The Right Soil For The Raised Bed
Garden tip from The Ground Up by Sal Gilbertie and Larry Sheehan
$19.99, paper, 256 pagesTen Speed Press
If you have a few yards of soil, a sheltered patio or even a sunny windowsill, Herb Gardening From The Ground Up will show you how to design, seed and nurture everyone’s favorite herbs from rosemary, parsley and cilantro to popular newcomers like lemongrass, plus new basils, garlics, sages and more.
Creating the right soil mix in the raised bed — soil, compost and peat moss in equal amounts, plus some perlite — means spending a little money at the garden center, feed store or nursery, but it will be worth the investment.
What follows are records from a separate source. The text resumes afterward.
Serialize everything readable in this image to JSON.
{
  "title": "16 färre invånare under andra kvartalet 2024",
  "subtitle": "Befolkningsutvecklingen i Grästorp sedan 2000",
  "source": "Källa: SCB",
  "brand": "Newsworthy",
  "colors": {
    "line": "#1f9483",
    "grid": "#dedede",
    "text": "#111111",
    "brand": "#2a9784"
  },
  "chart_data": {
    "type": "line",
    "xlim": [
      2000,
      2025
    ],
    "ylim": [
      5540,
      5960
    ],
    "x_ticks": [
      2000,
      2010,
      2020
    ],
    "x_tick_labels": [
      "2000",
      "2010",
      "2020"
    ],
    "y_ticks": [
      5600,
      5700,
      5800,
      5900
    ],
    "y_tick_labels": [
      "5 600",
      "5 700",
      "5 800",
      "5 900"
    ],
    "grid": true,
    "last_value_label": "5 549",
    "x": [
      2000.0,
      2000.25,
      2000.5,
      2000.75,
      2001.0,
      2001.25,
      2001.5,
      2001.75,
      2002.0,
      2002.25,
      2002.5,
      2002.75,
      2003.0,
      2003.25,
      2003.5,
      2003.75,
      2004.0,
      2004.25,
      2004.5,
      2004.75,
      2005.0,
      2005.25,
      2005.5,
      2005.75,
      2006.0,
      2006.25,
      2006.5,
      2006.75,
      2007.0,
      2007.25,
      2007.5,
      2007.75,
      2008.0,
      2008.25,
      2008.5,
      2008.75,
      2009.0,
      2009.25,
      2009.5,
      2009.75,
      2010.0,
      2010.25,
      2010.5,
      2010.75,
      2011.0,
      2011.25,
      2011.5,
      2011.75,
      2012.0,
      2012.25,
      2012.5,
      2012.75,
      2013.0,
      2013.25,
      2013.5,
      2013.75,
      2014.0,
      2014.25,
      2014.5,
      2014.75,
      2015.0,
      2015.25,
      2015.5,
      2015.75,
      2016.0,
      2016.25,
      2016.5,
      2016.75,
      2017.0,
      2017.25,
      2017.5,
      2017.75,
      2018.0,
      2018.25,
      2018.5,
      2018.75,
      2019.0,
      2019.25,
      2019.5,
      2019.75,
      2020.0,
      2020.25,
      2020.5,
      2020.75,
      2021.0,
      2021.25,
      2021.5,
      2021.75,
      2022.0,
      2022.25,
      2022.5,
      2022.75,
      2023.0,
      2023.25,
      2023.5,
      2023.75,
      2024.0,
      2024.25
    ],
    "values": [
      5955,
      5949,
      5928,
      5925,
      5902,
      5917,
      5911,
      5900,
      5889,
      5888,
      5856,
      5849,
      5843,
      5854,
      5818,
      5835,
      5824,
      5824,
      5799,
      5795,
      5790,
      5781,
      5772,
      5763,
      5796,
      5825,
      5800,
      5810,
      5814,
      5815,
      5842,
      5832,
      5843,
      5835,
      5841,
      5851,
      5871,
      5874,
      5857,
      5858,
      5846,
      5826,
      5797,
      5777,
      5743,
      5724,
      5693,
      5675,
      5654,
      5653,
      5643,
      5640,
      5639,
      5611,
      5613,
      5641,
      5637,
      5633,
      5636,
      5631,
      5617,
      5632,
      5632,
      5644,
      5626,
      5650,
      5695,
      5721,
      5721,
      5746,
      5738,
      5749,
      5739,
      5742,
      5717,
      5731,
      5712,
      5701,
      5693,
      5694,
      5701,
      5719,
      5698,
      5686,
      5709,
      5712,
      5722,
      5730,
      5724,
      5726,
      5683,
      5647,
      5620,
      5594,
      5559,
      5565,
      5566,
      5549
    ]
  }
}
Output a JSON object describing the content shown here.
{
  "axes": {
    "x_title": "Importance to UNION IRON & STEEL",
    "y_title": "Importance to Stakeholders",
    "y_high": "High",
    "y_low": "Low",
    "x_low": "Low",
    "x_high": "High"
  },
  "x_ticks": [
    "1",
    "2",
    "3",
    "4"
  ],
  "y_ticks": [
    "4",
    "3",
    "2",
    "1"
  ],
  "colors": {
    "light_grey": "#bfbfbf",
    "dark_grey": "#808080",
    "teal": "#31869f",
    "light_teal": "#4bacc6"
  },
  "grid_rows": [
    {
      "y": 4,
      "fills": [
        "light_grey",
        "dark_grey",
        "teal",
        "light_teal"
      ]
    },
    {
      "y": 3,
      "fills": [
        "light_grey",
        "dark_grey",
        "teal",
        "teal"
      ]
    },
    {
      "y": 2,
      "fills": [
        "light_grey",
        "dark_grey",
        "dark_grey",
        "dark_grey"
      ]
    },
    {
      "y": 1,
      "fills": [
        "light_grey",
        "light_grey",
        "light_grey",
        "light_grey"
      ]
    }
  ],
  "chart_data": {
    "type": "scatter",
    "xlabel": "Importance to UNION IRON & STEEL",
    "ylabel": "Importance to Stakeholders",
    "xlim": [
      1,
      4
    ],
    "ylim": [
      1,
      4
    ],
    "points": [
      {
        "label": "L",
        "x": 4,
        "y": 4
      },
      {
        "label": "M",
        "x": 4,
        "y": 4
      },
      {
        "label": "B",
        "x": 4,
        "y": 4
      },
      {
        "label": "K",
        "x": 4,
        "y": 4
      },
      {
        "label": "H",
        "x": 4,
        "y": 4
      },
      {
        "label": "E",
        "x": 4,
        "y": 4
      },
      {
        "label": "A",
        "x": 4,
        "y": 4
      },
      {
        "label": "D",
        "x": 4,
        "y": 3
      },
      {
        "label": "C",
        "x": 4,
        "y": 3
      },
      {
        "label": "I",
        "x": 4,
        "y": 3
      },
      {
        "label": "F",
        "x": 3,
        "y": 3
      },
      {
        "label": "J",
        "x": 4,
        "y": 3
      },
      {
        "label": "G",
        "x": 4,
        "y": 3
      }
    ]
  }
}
For under $200, you can fill an 8-foot-by-8-foot area to a depth of 12 inches to 20 inches with the following plant-friendly ingredients:
- Topsoil (30 percent) as the basic growing medium for the herbs.
- Compost (30 percent) to provide the “breakfast of champions” nutrients for the herbs and to engender good tilth (or texture) in the soil.
- Peat moss (30 percent) to condition the mix by loosening the soil and blending with it. (You could use sphagnum moss instead of peat moss, but it is more expensive in some areas, and its coarser character makes it a bit harder to incorporate into the soil mix.)
- Perlite, crushed volcanic matter, or pumice (10 percent) to lighten the soil. (You could use vermiculite instead of perlite, but this cork-like matter derived from mica tens to retain moisture, which is not so good for most herbs, so I definitely favor the perlite.)
You may buy these materials if your soil is poor or claylike or if you’re constructing the garden on top of an existing lawn area. In the latter case, you should also be sure to break up the sod with a grub ax or spade and turn it grass-side down before filling in the area with topsoil, compost, peat moss and perlite.
Once these ingredients have been thoroughly blended with a spade fork, the soil should be tested for its degree of acidity or alkalanity.
Generally, most herbs do best in very slightly acid soil with a 6.0 to 6.5 pH reading. Dill, basil and parsley benefit in a slightly sweeter soil, but it’s not essential to add lime in those spots to get a decent crop.
Your Cooperative Extension Service will analyze a sample of your soil for a small fee.